2. They partnered with investors and capital.

Successful DME entrepreneurs scrapped the traditional "go it alone" strategy in favor of a new affiliation model, where competitors actively partner with one another in selected areas. They also brought in new investors, especially private equity groups (PEGs) that had abundant financial resources and saw an opportunity for disruptive innovation.

3. They adopted a millennial perspective.

Rather than the lethargic approach characteristic of many DME operators from the Baby Boomer generation, successful DME entrepreneurs have acted with a sense of urgency and agility that's characteristic of high-tech firms, where most of the key employees are from the millennial generation.

4. They sharpened their strategic clarity.
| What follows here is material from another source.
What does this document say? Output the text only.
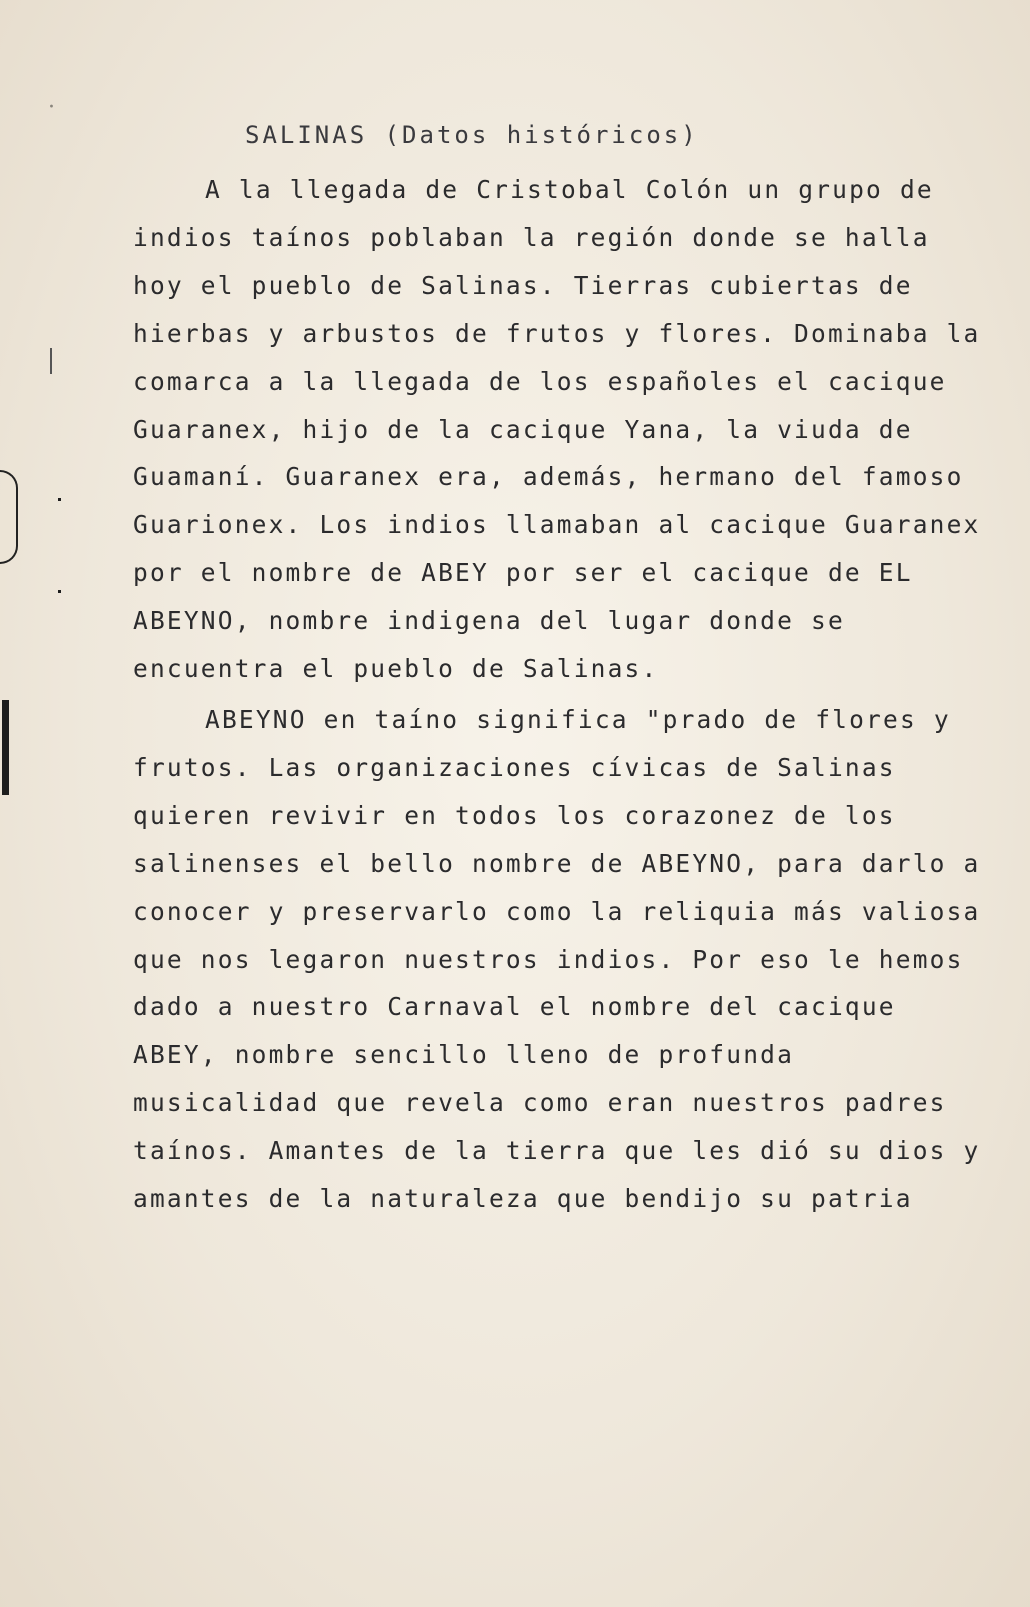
·
SALINAS (Datos históricos)

A la llegada de Cristobal Colón un grupo de indios taínos poblaban la región donde se halla hoy el pueblo de Salinas. Tierras cubiertas de hierbas y arbustos de frutos y flores. Dominaba la comarca a la llegada de los españoles el cacique Guaranex, hijo de la cacique Yana, la viuda de Guamaní. Guaranex era, además, hermano del famoso Guarionex. Los indios llamaban al cacique Guaranex por el nombre de ABEY por ser el cacique de EL ABEYNO, nombre indigena del lugar donde se encuentra el pueblo de Salinas.

ABEYNO en taíno significa "prado de flores y frutos. Las organizaciones cívicas de Salinas quieren revivir en todos los corazonez de los salinenses el bello nombre de ABEYNO, para darlo a conocer y preservarlo como la reliquia más valiosa que nos legaron nuestros indios. Por eso le hemos dado a nuestro Carnaval el nombre del cacique ABEY, nombre sencillo lleno de profunda musicalidad que revela como eran nuestros padres taínos. Amantes de la tierra que les dió su dios y amantes de la naturaleza que bendijo su patria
Traditional DME companies often had a general sense of their strategic goals rather than a precise understanding of what would be necessary to succeed in a changed and changing marketplace. The most successful DME entrepreneurs set aside their historic biases, systematically assessed their risk/benefits, identified the resources necessary to succeed, and then aligned those resources strategically prior to taking action.

5. They focused on precise execution.

In the past, DME companies often had good, but general plans for the future. However, few were able or willing to execute those plans with precision.

The DME companies that thrived (and there are quite a few) acted with conviction, evaluated their results, and made course corrections in order to keep on growing and diversifying. They were and are ambitious, in the best sense of that word.

6. They targeted their offerings.

Traditional DME companies tended to offer a full line of products, regardless of whether those products were profitable or in high demand. By contrast, today's progressive DME companies tend to "drill down to core offerings," all the while paying attention to cross-selling opportunities. This allows them to quickly eliminate underperforming products, thereby increasing profitability.

7. They've learned to learn quickly.

In order to take the actions described above, successful DME companies have learning quickly from their mistakes and successes alike, incorporating those lessons into new offerings and new initiatives. Mostly, they've learned that the DME market is shifting, like the rest of the healthcare industry, to a value-based, outcome-measured model.

8. They've become fanatical about measurement.

Funding entities and payers, whether public institutions, managed care organizations (MCOs), commercial insurance, or even consumers who pay cash, want to know about observable outcomes and value in terms of their healthcare. Healthcare companies that can't deliver these outcomes and value - or can't communicate them effectively - simply can't compete in this rapidly-changing market.